Results



1. The schematic design of semi-random mutagenesis using cytidine base editor-T7 RNA polymerase (CBE-RNAP)

For our second-generation black box, we first predicted the structure of the fusion proteins rAPOBEC1-n-Mag-N-terminal T7-RNA polymerase (RNA, 1-179) and p-Mag-C-terminal T7-RNA polymerase (RNA, 180+). As shown in Figure 1A, we predicted that the two fusion proteins will bind together to form a complex under blue light and bind to the T7 promoter, inducing random C to T mutations in the specific region from T7 promoter to T7 terminator. When the blue light illumination stops, the two fusion proteins will separate again in the dark environment, causing the mutation to cease. Therefore, we further predicted that compared to the unmutated sample, the Green Fluorescent Protein (GFP) gene in the second-generation black box plasmid will ultimately present two results after random mutation: negative mutations that reduce the GFP fluorescence and positive mutations that enhance the GFP fluorescence (as shown in Figure 1B).


Figure1. Schematics of blue-light inducible base editor with split RNA polymerase and predicted GFP fluorescence results. A, Structure prediction of fusion proteins rAPOBEC1-n-Mag-N-terminal T7-RNA polymerase (RNA, 1-179) and p-Mag-C-terminal T7-RNA polymerase (RNA, 180+). B, Two predicted results of GFP fluorescence in mutated samples.

2. The validation in semi-random mutagenesis on GFP gene by CBE-RNAP

To verify the above theoretical predictions, we constructed the plasmid (as shown in Figure 2A) of the second-generation black box (CBE-Mag-RNAP). Subsequently, we used agarose gel electrophoresis to verify the successful construction of the plasmid. As shown in Figure 2B, the band positions shown in the electrophoresis results were consistent with the predicted restriction enzyme sites in the plasmid, indicating that the second-generation plasmid construction was successful. We then transformed the plasmid into Escherichia coli (E. coli) BL21 and set up a control group (where the addition of water will not activate the second-generation black box) and an experimental group (where the addition of IPTG can activate the second-generation black box), and placed them under the blue light. Fluorescence microscopy (as shown in Figure 2C) revealed that compared to the control group, the experimental group showed a significant increase in fluorescence intensity, indicating enhanced GFP expression in the experimental group. We further quantified the fluorescence intensity of the two groups, as shown in Figure 2D. Compared to the control group, where the fluorescence intensity was generally concentrated around 30, the experimental group had some points significantly higher than 30 and some significantly lower than 30, indicating that the second-generation black box successfully induced both positive and negative mutations in GFP. We further sequenced the plasmids from the control and experimental groups after the mutations, and the results (as shown in Figure 2E) revealed that the experimental group had randomly mutated the C in the control group to T, confirming the successful construction of the second-generation black box plasmid.


Figure2. Verification of the second-generation black box’s success. A, Plasmid of the second-generation black box (CBE-Mag-RNAP). B, Agarose gel electrophoresis result of the plasmid of the second-generation black box (CBE-Mag-RNAP). C, Fluorescence microscopy results of the experimental group and the control group. D, The GFP fluorescence intensity of the experimental group and the control group. E, Sequencing results of the experimental group and the control group.

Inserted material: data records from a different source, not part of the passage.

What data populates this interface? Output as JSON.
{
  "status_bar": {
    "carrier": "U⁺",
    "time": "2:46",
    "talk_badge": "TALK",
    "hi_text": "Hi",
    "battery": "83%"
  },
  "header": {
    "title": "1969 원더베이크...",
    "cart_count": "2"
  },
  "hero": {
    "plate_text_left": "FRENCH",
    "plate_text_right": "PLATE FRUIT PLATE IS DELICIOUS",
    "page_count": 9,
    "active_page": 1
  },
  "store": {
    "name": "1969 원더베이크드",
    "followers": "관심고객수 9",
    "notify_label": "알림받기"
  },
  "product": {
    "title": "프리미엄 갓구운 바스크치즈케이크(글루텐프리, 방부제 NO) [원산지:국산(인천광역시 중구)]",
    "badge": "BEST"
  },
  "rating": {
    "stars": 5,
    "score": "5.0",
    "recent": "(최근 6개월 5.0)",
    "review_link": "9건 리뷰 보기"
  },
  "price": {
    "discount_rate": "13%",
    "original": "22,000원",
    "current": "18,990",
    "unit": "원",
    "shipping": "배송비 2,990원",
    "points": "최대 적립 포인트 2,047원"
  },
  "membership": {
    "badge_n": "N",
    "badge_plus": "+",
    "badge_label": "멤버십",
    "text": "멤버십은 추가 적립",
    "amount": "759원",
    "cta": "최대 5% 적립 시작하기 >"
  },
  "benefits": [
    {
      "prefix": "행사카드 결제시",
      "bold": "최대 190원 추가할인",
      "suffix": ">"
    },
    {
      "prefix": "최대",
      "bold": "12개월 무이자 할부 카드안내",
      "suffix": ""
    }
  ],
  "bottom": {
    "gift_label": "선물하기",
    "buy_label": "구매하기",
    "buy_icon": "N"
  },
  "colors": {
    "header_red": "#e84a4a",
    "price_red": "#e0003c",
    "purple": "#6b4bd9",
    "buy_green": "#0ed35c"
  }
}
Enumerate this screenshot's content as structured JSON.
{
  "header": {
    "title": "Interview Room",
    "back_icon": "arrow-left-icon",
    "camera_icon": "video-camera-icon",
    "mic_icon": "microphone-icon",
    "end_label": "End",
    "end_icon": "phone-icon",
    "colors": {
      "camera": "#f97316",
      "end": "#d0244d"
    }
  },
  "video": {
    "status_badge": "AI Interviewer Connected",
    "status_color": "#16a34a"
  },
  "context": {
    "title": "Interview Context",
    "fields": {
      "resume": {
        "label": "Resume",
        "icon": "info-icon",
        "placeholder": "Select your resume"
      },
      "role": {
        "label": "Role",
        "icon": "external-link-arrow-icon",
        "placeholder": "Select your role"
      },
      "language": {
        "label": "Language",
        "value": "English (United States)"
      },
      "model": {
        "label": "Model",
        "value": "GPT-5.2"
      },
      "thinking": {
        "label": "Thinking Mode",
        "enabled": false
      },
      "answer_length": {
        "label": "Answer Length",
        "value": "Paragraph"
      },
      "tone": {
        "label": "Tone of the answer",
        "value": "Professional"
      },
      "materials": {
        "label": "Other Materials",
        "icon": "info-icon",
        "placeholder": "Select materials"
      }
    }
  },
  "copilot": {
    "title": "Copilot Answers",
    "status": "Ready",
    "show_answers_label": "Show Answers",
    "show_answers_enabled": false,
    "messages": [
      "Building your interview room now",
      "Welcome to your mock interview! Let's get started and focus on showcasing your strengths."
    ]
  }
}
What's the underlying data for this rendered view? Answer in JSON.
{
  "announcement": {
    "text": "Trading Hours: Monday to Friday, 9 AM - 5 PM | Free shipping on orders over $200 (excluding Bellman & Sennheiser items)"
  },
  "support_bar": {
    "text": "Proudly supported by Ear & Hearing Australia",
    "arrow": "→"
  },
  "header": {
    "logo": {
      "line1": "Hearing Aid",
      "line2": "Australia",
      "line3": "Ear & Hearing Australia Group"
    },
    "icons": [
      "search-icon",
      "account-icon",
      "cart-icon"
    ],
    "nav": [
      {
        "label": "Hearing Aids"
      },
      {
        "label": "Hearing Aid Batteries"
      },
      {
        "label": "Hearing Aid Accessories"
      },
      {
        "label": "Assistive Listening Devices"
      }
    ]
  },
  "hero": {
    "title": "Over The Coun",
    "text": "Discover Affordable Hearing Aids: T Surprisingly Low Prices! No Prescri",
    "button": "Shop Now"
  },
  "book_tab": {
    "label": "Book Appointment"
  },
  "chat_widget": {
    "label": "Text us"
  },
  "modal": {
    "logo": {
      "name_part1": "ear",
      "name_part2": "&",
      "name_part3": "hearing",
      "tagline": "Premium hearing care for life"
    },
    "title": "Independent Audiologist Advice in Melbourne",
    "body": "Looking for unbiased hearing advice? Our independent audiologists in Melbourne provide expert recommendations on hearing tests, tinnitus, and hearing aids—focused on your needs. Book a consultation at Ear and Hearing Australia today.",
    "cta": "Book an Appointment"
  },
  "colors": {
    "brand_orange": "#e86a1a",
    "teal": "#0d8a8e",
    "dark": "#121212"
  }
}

3. High throughput screen for "gain-of-function" mutations on GFP by CBE-RNAP

At the same time, in order to compare the differences in mutation frequencies caused by the second-generation black box (CBE-Mag-RNAP) and the first-generation black box (CBE-RNAP), we transformed the two plasmids separately into E. coli BL21, and added continuously expressed mCherry as an internal control (as shown in Figure 3A). We set up a control group (where the addition of water prevented the black box from activating mutations), a second-generation black box group (where IPTG was added and placed under blue light to activate mutations), and a first-generation black box group (where IPTG was added to activate mutations). We then performed fluorescence-activated cell sorting (FACS) on the three groups based on the fluorescence intensities of GFP and mCherry, and sorted out the cell populations with increased and decreased fluorescence intensities (as shown in Figure 3B). The results (as shown in Figure 3C) revealed that the proportion of cells with increased fluorescence intensity in the second-generation black box group (14.78%) was significantly higher than in the first-generation black box group (3.42%) and the control group (11.95%). This indicates that the second-generation black box significantly enhanced the mutation frequency compared to the first-generation black box, and the majority of the mutations were C-to-T substitutions (as shown in Figure 3D). We inferred that the significant mutations caused by the second-generation black box may have substantially altered the aggregation ability of the GFP, leading to the changes in fluorescence intensity (as shown in Figure 3E). Here, we concluded that GFP with mutations T10I, S29F, A155V are the top ranked which may accelerate the combination and assembly between GFP proteins.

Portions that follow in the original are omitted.